We use ``sim_transfer_cube_scripted`` task in the examples below.

我们在下面的示例中使用该脚本sim_transfer_cube_scripted执行。

Another option is ``sim_insertion_scripted``.

另一种选择是执行 sim_insertion_scripted脚本。

To generated 50 episodes of scripted data, run:

要生成 50 集脚本数据，请运行：

python3 record_sim_episodes.py --task_name sim_transfer_cube_scripted --dataset_dir <data save dir> --num_episodes 50

To can add the flag ``--onscreen_render`` to see real-time rendering.

To visualize the simulated episodes after it is collected, run

可以添加选项flag`--onscreen_render`来查看实时渲染。

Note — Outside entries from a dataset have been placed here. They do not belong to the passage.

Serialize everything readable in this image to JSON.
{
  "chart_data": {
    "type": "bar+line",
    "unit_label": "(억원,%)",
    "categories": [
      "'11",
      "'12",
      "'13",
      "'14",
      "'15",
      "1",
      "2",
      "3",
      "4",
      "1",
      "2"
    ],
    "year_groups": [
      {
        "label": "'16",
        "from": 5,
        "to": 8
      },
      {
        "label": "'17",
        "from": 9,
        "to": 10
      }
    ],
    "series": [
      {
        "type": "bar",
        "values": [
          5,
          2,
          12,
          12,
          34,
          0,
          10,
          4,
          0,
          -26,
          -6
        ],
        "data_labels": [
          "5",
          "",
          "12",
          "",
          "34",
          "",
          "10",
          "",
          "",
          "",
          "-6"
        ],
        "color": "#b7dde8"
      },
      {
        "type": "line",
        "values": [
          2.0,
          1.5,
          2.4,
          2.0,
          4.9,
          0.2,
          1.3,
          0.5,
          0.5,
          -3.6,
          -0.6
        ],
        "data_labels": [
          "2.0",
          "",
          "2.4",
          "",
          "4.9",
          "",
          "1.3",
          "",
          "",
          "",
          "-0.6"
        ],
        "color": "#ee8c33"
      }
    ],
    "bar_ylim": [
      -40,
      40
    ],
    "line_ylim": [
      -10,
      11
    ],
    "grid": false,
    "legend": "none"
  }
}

要在收集后可视化模拟事件，请运行

python3 visualize_episodes.py --dataset_dir <data save dir> --episode_idx 0

Note: to visualize data from the mobile-aloha hardware, use the visualize_episodes.py from https://github.com/MarkFzp/mobile-aloha

[注意：把数据进行可视化，通过项目中的硬件配置，通过调用脚本 visualize_episodes.py

To train ACT:

训练 ACT

```训练 ACT

# Transfer Cube task

python3 imitate_episodes.py --task_name sim_transfer_cube_scripted --ckpt_dir <ckpt dir> --policy_class ACT --kl_weight 10 --chunk_size 100 --hidden_dim 512 --batch_size 8 --dim_feedforward 3200 --num_epochs 2000 --lr 1e-5 --seed 0

```

To evaluate the policy, run the same command but add ``--eval``. This loads the best validation checkpoint.

要评估策略，请运行相同的命令，但添加`--eval`. 这会加载最佳验证检查点。

The success rate should be around 90% for transfer cube, and around 50% for insertion.

转移物体的成功率应在 90% 左右，插入立方体的成功率应在 50% 左右。

To enable temporal ensembling, add flag ``--temporal_agg``.

要启用时间集成，请添加 flag `--temporal_agg`。

Videos will be saved to ``<ckpt_dir>`` for each rollout.

`<ckpt_dir>`每次推出时都会保存视频。

You can also add ``--onscreen_render`` to see real-time rendering during evaluation.

您还可以添加`--onscreen_render`以在评估期间查看实时渲染。

For real-world data where things can be harder to model, train for at least 5000 epochs or 3-4 times the length after the loss has plateaued.

对于难以建模的现实数据，训练至少 5000 个 epoch，或者在损失一定的稳定性，训练 3-4 倍的长度。

Please refer to [tuning tips](https://docs.google.com/document/d/1FVIZfoALXg_ZkYKaYVh-qOlaXveq5CtvJHXkY25eYhs/edit?usp=sharing) for more info.

请参阅[调整提示](https://docs.google.com/document/d/1FVIZfoALXg_ZkYKaYVh-qOlaXveq5CtvJHXkY25eYhs/edit?usp=sharing)以获取更多信息。

### [ACT tuning tips](https://docs.google.com/document/d/1FVIZfoALXg_ZkYKaYVh-qOlaXveq5CtvJHXkY25eYhs/edit?usp=sharing)

TL;DR: if your ACT policy is jerky or pauses in the middle of an episode, just train for longer! Success rate and smoothness can improve way after loss plateaus.

如果您的 ACT 策略不稳定或在训练场景中间暂停，请训练更长时间！成功率和平滑度，可以在损失一定的稳定性后得到改善。